I want you to know how seriously bummed out everyone here at the White House is about your campaign totally imploding and all. We were really looking forward to you being the Democratic nominee, Howard. Now I know that some folks think we were only saying that publicly as a kind of brilliant reverse psychology maneuver to sour Democrats on you because we secretly feared that you were the only one who could beat us in November. To which all I can say is – right, like we're that smart!

Truth is, I really wanted you, man – and I was plenty pissed at Karl for spilling the beans about it! I mean, you're perfect. There's not a thing about you that I couldn't have spun into pure campaign gold south of the Manson-Nixon line: from the whole "mean and angry liberal" image we spent so much time fabricating and propagating in the media, to your having signed the Vermont fag sex law, to you bunking with that colored back at Yale – even to being an Old Money New England Blueblood who didn't even have the good sense to move to Texas and pretend to be a cowboy. And that's not even mentioning your space alien, Gloria Steinem, Jew wife with the greasy hair and giant Chiclet teeth!
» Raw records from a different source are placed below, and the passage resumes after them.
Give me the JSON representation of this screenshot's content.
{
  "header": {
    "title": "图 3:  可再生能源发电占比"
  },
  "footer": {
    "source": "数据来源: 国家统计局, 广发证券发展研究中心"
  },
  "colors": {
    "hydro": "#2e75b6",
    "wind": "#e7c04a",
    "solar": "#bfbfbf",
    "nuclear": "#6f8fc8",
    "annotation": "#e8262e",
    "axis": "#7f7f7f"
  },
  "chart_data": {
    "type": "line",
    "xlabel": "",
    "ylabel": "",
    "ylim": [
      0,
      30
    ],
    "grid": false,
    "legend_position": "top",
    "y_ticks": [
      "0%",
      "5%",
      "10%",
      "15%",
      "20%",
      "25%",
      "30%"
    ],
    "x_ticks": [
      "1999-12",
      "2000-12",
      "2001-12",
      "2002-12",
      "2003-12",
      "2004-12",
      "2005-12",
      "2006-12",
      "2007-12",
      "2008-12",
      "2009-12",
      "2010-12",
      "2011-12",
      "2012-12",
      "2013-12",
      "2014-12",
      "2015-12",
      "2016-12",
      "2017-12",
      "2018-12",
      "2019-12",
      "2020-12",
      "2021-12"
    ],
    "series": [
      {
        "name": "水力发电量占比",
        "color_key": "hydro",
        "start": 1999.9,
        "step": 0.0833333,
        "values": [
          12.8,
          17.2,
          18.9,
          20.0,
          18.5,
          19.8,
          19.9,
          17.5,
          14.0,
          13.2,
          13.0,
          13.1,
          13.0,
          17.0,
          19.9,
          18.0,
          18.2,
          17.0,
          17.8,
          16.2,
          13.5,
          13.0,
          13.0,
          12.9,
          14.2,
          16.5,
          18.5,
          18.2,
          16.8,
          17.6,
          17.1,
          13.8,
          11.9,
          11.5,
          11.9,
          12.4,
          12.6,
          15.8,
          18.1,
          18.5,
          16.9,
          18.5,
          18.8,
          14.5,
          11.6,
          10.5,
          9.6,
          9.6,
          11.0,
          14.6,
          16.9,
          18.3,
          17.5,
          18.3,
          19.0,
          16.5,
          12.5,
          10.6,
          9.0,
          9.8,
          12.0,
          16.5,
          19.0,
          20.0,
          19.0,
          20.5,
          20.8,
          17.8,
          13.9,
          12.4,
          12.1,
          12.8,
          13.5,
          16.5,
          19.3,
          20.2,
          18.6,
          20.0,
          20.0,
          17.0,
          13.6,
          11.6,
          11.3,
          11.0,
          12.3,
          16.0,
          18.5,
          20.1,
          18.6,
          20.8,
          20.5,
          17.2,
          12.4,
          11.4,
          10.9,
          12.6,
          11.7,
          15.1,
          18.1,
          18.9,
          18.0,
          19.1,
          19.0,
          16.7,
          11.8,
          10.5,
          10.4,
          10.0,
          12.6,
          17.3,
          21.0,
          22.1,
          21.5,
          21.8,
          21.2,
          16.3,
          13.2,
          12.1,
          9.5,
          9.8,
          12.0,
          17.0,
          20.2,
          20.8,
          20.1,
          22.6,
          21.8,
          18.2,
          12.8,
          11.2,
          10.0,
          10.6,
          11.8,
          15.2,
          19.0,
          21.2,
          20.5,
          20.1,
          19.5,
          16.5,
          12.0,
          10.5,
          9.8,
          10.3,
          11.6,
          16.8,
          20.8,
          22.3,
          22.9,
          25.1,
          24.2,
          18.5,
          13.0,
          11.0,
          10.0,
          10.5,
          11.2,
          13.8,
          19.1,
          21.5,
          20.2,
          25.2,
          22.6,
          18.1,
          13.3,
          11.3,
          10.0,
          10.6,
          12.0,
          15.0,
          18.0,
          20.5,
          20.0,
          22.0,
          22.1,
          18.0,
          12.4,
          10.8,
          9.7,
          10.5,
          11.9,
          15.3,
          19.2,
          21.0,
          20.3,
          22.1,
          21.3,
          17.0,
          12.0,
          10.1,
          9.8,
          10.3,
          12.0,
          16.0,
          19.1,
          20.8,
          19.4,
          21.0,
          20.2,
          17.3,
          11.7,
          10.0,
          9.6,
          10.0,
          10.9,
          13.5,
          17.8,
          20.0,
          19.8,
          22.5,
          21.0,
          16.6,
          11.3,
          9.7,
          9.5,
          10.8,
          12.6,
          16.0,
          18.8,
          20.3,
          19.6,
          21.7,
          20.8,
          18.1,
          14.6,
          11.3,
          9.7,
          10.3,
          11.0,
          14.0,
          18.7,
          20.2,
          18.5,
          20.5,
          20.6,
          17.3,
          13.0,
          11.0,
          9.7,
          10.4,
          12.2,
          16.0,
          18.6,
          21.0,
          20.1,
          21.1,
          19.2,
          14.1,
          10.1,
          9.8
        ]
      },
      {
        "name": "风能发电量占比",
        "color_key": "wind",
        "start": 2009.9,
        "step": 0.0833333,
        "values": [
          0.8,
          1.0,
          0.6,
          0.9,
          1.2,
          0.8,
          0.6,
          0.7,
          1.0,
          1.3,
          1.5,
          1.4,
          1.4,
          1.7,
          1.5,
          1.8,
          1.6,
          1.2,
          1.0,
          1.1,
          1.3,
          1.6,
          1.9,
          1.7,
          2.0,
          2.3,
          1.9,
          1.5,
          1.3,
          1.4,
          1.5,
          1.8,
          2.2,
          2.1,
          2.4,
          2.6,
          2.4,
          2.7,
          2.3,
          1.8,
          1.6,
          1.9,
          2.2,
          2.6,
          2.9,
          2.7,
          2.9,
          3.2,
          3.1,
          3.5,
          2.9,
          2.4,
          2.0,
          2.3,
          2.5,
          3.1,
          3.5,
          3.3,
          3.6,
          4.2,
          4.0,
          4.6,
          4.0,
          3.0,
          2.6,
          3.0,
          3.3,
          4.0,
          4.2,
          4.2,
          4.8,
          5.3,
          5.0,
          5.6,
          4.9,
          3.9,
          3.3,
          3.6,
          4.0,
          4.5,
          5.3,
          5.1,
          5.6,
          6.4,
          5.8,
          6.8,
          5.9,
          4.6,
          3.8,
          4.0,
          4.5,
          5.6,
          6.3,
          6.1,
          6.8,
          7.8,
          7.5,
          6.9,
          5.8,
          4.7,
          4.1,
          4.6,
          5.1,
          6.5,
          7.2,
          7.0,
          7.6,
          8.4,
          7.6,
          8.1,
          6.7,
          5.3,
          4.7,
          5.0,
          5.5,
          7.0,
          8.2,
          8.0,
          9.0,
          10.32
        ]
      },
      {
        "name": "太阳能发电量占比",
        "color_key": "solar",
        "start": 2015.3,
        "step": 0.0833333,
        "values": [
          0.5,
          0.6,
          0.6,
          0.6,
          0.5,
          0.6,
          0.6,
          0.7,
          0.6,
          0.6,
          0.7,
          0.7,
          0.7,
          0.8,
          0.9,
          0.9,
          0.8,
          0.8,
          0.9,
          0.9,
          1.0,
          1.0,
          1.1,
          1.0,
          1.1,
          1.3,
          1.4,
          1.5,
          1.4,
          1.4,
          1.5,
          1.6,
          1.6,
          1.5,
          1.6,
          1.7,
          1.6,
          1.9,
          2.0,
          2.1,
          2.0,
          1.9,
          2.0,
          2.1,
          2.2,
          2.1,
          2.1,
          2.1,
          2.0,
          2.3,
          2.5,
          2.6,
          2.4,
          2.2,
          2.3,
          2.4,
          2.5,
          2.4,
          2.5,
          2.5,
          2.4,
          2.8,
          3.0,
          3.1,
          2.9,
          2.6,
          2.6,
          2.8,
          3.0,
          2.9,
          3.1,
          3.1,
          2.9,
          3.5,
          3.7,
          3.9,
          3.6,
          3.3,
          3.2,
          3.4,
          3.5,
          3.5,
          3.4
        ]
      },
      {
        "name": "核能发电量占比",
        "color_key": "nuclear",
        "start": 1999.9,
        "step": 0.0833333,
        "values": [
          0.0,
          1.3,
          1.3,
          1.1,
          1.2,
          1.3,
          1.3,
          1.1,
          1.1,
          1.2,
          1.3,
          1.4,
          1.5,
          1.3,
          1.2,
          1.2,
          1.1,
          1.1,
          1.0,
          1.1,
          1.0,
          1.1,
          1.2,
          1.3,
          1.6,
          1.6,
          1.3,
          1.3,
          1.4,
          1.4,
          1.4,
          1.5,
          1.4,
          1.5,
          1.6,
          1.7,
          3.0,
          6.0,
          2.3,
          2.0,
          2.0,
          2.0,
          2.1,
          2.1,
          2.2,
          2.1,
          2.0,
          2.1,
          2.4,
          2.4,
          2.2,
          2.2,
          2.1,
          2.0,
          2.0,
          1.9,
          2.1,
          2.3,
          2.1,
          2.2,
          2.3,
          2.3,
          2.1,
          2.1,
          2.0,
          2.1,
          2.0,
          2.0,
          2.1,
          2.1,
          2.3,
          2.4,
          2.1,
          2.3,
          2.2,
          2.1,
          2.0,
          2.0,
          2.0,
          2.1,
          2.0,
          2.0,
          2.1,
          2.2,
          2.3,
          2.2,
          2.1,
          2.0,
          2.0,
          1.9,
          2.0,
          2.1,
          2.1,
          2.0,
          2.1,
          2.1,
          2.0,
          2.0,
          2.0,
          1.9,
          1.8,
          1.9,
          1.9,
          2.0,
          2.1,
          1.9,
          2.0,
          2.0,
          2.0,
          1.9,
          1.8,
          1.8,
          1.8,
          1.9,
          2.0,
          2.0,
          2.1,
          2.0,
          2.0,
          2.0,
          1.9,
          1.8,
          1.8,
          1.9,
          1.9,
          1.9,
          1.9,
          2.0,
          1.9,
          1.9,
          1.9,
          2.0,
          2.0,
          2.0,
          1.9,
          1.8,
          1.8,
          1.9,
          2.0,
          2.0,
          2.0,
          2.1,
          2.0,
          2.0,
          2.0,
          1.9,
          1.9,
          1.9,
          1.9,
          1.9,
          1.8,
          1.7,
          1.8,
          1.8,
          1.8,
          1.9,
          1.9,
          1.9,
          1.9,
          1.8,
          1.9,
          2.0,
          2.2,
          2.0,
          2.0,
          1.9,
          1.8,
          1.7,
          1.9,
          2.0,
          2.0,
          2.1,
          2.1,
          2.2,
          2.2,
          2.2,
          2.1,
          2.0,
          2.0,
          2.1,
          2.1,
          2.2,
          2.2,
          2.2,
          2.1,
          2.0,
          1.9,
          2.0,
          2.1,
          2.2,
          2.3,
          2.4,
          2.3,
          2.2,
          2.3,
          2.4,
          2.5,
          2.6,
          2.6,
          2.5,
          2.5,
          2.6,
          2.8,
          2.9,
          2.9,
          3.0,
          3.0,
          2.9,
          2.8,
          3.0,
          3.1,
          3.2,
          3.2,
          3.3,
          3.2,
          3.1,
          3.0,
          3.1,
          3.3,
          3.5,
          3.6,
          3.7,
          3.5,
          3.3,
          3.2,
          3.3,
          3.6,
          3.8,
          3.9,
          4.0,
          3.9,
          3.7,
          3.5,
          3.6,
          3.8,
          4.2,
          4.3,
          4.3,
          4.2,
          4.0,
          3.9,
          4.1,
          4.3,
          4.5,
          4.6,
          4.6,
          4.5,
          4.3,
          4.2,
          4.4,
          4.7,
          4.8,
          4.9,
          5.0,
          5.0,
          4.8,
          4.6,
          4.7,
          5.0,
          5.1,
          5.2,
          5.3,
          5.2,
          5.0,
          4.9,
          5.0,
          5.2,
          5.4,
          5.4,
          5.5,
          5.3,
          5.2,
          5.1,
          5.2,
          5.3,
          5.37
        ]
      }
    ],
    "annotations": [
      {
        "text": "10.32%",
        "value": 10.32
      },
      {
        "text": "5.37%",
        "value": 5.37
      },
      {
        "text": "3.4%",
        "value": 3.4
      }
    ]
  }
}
Oh well. I just wanted you to know that tonight, as Laura and I retire to our separate bedrooms, that we're praying for you, Howie. And after you, we're praying for the other Yankees, Kerry and Lieberman. Whatever it takes to keep John Edwards down – because HE is the Dixieland pretty boy with the silver tongue who makes me wake up every night in a puddle of Tequila-scented sweat.

I hope you enjoy returning to your medical practice. I'll swing by some time when I'm due for a prostate exam.